A Story of a Fig Tree

Third Sunday of Lent [March 24, 2019] Luke 13:1-9

“Sir, leave it for this year also, and I shall cultivate the ground around it and fertilize it; it may bear fruit in the future (Luk 13:8).”

fig tree 2It normally takes around three years for a fig tree to reach its maturity and fruition. If it does not produce fruit by that time, it is not likely to bear fruit at all. The owner has a reasonable right to cut the tree, but through the effort of the gardener, it is given another chance. Like the fig tree, through the effort of our Chief Gardener, the new Adam of eternal Eden, Jesus Christ, we are given another chance to change and be fruitful.

However, it is always easier said than done. In daily reality, it is not simply a matter of instantly erasing errors on the whiteboard, of flash and clear-cut change from bad guy to good guy, from villains to heroes. Some of us are merely entrapped in the evil structures or systems that promote sin in us and through us, and we simply do not know how to get out of it. Some of us are victims of vicious cycles of sin in our families or our societies that sooner or later turn us to be the perpetrators, and we are merely powerless to find the way out.

One time, I visited a place for the youth who conflicted with the Law. I met this teenager, Joseph, not his real name. He was arrested for stealing small amount of money, or petty theft. He shared to me his story that he was without parents, and he lived together with a band of snatchers. His elders in the group taught him how to steal and snatch, and after several practices and actual deeds, he developed the habit, not only to take the money, but also to desire for an easy money. He has been in the facility for several times, and every time he was released, he promised himself not to go back to that way of life. Yet, because he no longer knew what to do and where to go outside the facility, he once again stole something for him to fill his hungry stomach. Then, again he was caught.

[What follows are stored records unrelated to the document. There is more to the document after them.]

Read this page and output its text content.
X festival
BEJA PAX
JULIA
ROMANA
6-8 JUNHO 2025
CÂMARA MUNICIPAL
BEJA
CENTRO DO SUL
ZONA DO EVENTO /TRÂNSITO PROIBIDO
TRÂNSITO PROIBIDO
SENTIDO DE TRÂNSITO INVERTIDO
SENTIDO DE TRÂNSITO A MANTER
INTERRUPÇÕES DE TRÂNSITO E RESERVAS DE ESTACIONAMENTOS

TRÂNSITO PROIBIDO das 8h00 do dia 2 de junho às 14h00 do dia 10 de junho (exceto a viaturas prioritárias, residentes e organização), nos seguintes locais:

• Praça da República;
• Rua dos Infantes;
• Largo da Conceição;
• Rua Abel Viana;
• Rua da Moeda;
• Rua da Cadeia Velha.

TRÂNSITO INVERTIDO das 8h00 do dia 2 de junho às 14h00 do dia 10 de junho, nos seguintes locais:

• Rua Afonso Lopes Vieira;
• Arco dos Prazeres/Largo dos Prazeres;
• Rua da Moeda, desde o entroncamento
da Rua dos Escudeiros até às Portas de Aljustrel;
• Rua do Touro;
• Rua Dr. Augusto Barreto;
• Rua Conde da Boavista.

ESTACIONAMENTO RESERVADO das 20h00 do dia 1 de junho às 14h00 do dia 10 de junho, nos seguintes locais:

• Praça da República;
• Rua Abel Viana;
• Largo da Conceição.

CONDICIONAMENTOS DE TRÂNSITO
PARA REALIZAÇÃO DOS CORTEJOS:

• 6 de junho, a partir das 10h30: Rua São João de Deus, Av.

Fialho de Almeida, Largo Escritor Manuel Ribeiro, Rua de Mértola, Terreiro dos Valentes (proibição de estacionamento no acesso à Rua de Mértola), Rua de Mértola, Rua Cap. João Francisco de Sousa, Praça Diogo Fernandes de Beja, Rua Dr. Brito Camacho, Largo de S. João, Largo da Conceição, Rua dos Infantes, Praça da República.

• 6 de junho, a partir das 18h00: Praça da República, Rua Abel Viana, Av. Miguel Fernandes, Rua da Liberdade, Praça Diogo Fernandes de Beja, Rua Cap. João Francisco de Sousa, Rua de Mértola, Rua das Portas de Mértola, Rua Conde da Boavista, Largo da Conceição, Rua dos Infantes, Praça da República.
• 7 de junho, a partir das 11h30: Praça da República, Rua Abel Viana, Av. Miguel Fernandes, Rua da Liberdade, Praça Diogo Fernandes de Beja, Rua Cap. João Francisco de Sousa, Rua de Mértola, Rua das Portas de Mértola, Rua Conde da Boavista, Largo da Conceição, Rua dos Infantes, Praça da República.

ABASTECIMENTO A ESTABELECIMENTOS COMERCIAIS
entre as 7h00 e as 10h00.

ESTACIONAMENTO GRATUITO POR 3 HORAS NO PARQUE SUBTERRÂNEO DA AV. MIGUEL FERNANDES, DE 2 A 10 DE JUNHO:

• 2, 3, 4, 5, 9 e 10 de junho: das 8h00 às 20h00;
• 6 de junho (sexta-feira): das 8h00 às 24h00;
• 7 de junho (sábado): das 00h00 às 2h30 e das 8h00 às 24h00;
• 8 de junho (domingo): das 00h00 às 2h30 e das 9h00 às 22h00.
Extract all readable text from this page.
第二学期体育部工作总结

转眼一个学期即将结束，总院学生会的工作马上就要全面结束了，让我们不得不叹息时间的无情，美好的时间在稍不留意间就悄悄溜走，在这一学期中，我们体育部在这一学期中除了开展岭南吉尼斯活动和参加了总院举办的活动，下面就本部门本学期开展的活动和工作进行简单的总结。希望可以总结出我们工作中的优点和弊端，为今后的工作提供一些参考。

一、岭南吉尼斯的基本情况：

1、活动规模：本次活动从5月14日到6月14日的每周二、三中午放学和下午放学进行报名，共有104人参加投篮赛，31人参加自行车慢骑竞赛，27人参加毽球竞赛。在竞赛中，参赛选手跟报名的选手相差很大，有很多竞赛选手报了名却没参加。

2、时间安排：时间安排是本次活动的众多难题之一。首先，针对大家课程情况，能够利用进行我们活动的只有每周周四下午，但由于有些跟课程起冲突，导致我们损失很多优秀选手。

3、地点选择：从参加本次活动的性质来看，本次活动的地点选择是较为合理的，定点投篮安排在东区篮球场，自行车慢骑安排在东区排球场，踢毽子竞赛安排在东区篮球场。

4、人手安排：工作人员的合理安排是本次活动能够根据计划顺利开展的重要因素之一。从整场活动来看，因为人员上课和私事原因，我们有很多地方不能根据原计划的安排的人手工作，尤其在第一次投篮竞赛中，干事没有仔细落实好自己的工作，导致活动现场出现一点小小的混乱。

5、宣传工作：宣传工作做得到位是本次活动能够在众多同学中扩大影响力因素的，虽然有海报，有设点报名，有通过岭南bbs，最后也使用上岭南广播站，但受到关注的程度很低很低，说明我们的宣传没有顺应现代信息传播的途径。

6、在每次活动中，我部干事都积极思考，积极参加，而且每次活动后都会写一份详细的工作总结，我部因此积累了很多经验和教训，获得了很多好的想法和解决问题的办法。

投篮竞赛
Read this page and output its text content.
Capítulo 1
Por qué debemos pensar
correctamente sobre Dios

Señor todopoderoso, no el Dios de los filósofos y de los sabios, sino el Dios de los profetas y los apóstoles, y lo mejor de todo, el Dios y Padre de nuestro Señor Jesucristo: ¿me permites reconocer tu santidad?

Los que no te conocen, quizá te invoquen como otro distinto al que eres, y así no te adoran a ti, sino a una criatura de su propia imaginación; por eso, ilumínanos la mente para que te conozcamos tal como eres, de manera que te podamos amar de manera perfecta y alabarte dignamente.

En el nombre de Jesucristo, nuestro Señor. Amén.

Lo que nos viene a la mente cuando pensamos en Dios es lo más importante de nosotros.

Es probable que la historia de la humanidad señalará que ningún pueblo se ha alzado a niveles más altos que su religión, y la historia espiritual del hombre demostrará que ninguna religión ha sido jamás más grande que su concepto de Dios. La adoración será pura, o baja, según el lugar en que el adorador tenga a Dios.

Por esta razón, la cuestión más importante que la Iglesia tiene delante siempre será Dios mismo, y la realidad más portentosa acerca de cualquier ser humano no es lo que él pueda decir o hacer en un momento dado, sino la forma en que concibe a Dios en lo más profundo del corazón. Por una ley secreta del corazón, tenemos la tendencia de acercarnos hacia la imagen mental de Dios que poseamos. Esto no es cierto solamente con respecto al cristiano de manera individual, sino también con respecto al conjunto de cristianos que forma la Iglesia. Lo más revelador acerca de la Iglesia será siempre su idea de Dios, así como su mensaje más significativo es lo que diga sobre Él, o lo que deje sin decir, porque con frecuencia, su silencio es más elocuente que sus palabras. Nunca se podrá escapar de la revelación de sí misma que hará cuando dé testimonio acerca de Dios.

Then, what does it mean to repent, to change? Is there any point we observe Lenten season every year, yet no apparent change seems to take place? We miss the point if we just think that Lenten season is only about instant change.

It is a story of a struggling fig tree to be fruitful and yet find itself facing desperate end, the story of struggling humanity. It is a story of a gardener who refuses to give up on his tree, a story of God who never loses hope in humanity. The Lenten season means that despite of all our imperfection and disfigured life, we refuse to succumb to despair. It means we take courage to fight hopelessness even when no actual fruit of change seems visible in our lives. It means we always hope in the Lord who never loses hope in us.